Benjamin Franklin and John Adams to John Paul Jones
Passy, Feb. 10th. 1779
As your Separation from the Ranger, and the Appointment of Lieutenant Simpson to the Command of her, will be liable to Misinterpretations and Misrepresentations by Persons who are unacquainted with the real Causes of those Facts.
We hereby certify, that your leaving the Ranger was by our Consent, at the express Request of his Excellency Monsieur De Sartine, who informed Us that he had occasion to employ you in some public Service. That Lieut. Simpson, was appointed to the Command of the Ranger with your Consent, after having consented to release him from an Arrest, under which you had put him.
That your leaving the Ranger in our Opinion ought not and cannot be any Injury to your Rank or Character, in the Service of the United States; and that your Commission in their Navy continues in full Force.1
We have the honor to be Sir, Your most obedient humble Servants
RC (PCC, No. 168, f. 229–231); docketed: “Certificate letter from their Excellencies B. Franklin & J. Adams Esqrs. dated Passy Feby. 10th. 1779. No. 5.”

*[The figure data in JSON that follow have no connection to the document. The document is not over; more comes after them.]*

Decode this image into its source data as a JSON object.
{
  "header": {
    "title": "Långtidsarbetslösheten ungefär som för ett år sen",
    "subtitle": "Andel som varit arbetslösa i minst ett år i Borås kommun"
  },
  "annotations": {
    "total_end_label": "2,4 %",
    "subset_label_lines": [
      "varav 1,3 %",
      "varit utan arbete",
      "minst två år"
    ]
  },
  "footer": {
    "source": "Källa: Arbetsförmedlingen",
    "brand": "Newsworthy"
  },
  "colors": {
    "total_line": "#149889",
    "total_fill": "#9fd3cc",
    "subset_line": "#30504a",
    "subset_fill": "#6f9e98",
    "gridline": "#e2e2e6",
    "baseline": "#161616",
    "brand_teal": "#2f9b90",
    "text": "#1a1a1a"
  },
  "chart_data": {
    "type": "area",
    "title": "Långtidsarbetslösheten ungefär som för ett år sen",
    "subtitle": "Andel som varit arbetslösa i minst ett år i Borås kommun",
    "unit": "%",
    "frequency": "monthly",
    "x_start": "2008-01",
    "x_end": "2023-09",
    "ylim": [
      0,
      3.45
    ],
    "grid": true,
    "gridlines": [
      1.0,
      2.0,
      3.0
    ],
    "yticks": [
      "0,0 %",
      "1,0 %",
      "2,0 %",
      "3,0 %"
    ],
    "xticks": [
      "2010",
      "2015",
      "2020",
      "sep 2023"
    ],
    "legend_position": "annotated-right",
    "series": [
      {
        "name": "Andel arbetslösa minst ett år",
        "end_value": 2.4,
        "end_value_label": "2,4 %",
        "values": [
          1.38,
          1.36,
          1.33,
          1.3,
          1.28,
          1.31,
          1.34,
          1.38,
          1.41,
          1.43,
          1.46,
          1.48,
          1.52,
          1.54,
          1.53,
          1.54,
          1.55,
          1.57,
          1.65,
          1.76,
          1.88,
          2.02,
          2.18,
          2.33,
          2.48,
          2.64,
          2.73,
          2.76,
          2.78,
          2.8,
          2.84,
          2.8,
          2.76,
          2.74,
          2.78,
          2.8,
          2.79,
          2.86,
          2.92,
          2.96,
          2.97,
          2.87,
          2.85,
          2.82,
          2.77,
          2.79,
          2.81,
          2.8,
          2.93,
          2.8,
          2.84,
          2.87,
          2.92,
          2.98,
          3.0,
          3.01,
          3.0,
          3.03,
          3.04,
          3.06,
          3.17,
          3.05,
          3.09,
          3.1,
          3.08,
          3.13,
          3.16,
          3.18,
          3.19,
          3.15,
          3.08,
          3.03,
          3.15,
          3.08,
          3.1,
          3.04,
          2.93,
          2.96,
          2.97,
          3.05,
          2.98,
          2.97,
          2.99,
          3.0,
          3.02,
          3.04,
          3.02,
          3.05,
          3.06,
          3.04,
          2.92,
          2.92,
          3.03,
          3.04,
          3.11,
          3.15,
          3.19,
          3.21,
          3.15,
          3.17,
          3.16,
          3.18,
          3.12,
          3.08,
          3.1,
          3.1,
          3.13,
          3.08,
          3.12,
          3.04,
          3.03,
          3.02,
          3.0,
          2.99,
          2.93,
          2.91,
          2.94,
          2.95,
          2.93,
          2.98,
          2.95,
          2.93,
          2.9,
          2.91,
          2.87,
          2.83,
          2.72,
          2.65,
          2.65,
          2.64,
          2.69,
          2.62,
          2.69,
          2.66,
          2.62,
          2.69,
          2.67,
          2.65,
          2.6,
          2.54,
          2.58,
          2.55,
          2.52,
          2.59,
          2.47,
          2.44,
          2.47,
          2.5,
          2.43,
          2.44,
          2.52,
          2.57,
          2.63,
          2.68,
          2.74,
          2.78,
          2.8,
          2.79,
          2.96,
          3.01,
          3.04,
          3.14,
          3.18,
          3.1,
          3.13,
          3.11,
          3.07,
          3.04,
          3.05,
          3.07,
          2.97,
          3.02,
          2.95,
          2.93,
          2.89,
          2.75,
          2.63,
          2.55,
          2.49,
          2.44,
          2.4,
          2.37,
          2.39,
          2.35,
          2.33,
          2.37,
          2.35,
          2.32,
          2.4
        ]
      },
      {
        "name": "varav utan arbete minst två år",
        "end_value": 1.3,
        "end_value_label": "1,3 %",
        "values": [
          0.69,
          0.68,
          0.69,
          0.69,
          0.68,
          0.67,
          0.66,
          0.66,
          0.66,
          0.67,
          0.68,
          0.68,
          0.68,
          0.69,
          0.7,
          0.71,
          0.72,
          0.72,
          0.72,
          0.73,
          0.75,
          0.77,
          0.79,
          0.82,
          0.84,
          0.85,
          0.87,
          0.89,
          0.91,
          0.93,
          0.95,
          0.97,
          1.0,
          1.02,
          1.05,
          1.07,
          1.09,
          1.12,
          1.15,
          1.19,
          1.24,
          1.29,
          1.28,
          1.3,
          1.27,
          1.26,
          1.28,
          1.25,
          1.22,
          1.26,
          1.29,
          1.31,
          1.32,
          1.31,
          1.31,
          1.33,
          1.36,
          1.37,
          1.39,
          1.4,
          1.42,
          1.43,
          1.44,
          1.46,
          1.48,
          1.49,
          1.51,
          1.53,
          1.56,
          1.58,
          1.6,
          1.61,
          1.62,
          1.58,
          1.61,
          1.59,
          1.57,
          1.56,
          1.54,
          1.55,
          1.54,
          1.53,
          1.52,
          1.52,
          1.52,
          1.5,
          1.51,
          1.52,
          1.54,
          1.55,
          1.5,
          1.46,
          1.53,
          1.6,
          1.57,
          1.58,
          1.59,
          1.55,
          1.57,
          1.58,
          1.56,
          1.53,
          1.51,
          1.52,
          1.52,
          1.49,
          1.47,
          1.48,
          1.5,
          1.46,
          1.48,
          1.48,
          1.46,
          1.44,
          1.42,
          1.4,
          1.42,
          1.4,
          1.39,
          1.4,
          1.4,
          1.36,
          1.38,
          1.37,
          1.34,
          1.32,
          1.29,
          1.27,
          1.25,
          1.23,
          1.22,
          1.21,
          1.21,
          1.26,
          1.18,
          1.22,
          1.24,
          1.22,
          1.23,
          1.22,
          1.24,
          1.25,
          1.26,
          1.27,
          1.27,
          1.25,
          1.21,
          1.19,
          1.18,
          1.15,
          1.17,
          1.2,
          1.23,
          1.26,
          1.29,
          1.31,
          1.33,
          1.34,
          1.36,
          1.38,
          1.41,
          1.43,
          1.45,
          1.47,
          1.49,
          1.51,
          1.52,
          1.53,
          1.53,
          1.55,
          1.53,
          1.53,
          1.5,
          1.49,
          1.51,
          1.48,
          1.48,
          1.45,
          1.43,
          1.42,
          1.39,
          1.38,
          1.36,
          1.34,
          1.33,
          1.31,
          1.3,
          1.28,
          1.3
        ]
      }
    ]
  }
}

1. For Jones’ earlier complaint of false reports about his replacement by Thomas Simpson as captain of the Ranger, see his letter to the Commissioners of 15 Aug. (vol. 6:372–373). This letter, intended to put to rest those damaging reports that had persisted during the fall and winter as Jones awaited a new command, may have received its immediate impetus from Sartine’s appointment of Jones to command the Duc de Duras, i.e. Bonhomme Richard, on 4 Feb. (PCC, No. 168, f. 279–281).